Receipts, acknowledgements, and written agreements. If you do not have an employee handbook, you should strongly consider creating one or seeking the assistance of a professional who can help you develop one. The more you have standardized and documented, the easier it will be to train your employees and the faster they will advance in your organization. Everyone will do their jobs better and more efficiently with operating policies and procedures. Additionally,
if you entrust employees with security access, company property, or information you consider proprietary, it is wise to get written agreement of the conditions and rules surrounding those things. (For more information on creating an employee handbook, see "Employee Handbook Basics for Startup Restaurateurs".)
• Signed acknowledgement of employee handbook or operating manual.
• Signed receipt of any keys.
• Signed acknowledgement of alarm codes.
• Signed receipt of parking permit or pass.
• Nondisclosure agreements; example recipes.
• Signed agreement for the rules regarding the use of a company vehicle.
Completion of training material. It is a good policy to test your employees on the key things you think they must know to do their job best. You should test all new employees as they learn about your restaurant and then periodically test longer-term employees on new menu items and simply as "refreshers" on your procedures.
• Completion of alcohol management program test.
• Menu test.
• Position responsibilities test.
• General policies test.
A Mountain of Paperwork, but Loads of Peace of Mind
This probably seems like a mountain of paperwork and documentation to keep up with but it does not have to be an insurmountable task. There are good resources available to go to for standard forms and documents. We recommend, however, that you take the time to create, or tailor the policies specific to your restaurant so that you can train your employees on the way you want them to work. Once you have compiled your packet of employee forms and documents, you will be well-positioned for the preparedness and organization you need to prevent potential troubles later on. And you will know where to find employee information when you need it.

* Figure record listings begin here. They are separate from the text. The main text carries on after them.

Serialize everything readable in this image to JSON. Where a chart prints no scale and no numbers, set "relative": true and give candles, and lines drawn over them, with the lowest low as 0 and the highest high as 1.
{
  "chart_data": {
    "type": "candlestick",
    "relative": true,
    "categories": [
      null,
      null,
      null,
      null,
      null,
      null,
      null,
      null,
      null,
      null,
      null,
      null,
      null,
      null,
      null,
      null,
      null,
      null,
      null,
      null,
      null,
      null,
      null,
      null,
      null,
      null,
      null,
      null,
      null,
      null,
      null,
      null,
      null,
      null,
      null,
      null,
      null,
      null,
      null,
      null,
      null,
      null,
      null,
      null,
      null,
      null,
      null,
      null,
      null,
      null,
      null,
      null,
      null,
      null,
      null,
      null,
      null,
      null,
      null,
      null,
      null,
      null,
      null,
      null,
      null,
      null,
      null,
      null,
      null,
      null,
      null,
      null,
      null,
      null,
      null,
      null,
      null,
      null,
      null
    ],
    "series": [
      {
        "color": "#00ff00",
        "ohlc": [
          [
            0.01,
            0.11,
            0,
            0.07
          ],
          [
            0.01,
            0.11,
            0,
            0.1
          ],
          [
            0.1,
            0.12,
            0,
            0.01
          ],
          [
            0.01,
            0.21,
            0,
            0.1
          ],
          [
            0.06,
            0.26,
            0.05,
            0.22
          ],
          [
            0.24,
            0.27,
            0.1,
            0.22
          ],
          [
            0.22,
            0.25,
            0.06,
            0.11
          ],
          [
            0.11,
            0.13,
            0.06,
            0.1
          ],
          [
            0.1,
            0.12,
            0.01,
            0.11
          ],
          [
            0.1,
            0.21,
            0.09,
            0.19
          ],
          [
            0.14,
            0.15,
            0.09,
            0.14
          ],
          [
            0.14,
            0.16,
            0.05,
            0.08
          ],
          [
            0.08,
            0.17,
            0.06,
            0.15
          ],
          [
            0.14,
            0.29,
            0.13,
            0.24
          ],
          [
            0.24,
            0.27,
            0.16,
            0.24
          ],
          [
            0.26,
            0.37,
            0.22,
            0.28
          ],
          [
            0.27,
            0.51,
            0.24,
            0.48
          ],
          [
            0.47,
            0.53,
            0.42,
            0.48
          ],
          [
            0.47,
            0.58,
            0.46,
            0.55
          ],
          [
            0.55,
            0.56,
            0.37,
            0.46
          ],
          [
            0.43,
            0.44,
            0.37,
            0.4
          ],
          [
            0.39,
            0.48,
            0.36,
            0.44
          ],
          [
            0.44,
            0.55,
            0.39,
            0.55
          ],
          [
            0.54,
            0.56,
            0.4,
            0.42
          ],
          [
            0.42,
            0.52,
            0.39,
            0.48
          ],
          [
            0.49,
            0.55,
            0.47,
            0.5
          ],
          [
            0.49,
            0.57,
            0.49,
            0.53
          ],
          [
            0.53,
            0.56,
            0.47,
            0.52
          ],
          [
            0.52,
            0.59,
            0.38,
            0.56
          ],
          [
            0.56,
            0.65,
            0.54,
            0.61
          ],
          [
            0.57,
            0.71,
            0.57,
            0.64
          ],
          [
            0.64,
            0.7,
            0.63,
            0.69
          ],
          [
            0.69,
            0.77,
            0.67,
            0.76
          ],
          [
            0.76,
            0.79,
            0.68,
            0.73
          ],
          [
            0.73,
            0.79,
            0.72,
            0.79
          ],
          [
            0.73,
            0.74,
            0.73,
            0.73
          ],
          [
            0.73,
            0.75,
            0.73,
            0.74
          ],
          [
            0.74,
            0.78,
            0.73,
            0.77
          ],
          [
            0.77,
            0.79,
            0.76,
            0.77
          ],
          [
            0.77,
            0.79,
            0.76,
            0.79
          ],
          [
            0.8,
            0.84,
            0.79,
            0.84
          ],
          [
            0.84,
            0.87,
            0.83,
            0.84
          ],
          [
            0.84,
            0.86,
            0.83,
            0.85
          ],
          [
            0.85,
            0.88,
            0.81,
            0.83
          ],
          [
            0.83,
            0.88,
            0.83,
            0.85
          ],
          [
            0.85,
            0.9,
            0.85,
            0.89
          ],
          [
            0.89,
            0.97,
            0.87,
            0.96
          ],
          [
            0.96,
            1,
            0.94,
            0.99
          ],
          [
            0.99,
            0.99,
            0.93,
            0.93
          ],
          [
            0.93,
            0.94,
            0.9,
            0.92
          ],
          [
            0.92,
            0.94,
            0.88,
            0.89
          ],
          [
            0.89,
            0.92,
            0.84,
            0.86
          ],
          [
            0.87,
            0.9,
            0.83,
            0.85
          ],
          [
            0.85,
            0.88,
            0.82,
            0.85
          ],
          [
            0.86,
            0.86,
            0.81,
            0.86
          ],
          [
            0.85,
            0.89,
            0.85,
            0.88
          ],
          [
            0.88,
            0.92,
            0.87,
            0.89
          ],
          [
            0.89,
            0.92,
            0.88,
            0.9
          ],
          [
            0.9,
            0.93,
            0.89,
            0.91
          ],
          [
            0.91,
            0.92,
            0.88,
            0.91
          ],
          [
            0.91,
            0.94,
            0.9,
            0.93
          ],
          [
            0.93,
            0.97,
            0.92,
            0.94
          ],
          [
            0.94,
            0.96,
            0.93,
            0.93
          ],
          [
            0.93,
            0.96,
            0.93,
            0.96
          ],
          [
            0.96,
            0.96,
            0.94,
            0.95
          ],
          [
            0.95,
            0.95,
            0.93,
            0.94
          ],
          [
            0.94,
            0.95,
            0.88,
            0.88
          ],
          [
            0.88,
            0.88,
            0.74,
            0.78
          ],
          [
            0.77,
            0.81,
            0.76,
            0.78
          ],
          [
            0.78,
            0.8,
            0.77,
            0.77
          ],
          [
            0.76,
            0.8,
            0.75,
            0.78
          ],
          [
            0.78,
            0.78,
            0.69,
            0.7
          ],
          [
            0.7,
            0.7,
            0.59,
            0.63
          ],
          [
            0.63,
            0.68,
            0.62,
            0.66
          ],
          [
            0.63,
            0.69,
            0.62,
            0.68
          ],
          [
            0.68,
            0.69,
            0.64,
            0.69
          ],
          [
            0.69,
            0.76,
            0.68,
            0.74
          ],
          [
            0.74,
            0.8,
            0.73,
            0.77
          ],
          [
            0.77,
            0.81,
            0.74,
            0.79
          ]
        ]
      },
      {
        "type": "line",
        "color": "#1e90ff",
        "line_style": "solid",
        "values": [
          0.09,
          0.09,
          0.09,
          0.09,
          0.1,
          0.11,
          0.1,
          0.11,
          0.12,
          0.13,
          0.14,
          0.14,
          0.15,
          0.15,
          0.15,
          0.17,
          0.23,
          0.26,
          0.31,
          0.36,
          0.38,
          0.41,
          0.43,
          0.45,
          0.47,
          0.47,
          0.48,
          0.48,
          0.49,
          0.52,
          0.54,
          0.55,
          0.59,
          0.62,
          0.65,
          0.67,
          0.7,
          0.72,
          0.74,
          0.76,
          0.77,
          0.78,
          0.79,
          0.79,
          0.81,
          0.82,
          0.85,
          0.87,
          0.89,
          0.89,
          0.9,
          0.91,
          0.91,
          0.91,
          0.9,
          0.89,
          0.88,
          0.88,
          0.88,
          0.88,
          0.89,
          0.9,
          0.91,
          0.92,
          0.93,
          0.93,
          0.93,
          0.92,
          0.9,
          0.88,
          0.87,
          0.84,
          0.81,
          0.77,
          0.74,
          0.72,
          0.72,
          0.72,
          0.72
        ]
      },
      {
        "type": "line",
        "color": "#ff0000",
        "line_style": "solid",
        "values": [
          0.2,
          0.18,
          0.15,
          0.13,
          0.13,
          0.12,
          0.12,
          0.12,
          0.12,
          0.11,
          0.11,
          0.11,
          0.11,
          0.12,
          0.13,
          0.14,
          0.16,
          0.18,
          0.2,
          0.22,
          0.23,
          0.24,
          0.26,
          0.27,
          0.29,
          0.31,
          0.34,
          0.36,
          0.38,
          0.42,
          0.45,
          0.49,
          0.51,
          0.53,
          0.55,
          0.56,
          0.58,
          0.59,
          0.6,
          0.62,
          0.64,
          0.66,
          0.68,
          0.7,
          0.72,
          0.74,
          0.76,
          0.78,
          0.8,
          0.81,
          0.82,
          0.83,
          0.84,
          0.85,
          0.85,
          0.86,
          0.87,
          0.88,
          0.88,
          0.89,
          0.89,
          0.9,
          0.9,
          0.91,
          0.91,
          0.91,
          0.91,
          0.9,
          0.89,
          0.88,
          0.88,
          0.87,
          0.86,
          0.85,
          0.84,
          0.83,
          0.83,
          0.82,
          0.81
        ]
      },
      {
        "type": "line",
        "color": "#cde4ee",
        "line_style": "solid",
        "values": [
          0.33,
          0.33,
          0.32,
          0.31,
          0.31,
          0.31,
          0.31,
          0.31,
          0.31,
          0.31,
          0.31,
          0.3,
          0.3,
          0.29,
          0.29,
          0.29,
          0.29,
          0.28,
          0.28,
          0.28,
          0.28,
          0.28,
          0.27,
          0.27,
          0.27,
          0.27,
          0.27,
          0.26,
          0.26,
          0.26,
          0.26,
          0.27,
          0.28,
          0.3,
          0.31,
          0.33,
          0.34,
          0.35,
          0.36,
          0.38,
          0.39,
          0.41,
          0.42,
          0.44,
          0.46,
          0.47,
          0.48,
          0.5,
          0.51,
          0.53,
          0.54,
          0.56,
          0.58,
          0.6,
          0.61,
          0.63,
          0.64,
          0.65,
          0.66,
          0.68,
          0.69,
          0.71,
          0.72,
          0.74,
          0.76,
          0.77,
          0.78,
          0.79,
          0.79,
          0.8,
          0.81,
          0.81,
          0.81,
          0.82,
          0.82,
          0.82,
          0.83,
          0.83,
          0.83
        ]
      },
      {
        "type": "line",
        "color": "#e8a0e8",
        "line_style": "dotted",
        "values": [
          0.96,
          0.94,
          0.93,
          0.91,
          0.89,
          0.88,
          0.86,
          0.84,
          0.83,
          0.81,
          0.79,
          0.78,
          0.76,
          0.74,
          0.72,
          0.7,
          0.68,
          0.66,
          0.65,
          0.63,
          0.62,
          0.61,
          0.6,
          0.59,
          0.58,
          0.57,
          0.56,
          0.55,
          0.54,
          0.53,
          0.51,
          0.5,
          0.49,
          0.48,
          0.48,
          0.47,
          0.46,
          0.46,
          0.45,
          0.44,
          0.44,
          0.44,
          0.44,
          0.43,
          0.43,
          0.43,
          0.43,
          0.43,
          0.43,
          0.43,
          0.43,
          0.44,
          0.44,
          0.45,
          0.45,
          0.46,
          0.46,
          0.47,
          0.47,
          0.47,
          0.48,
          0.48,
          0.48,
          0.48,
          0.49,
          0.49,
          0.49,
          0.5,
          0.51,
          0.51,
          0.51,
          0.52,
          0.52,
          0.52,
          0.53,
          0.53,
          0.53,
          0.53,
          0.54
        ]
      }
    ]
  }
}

Below is a list of the documents, forms, reports and information you would like to have readily on hand in your employee files.
• Job description for position.
• Signed application and resume.
• Interview rating sheet.
• Offer letter and hire date.
• Employee information sheet.
• Copy of identification documents.
• Schedule request form.
• W -4.
• Payroll records.
• All required permits and licenses.
• Signed company policy documents.
• Performance evaluations.
• Disciplinary action forms and notes.
• Complaints and compliments.
• Termination information.
• Signed receipts and acknowledgements of handbooks and manuals, keys and codes, etc.
• Records of training and testing completion.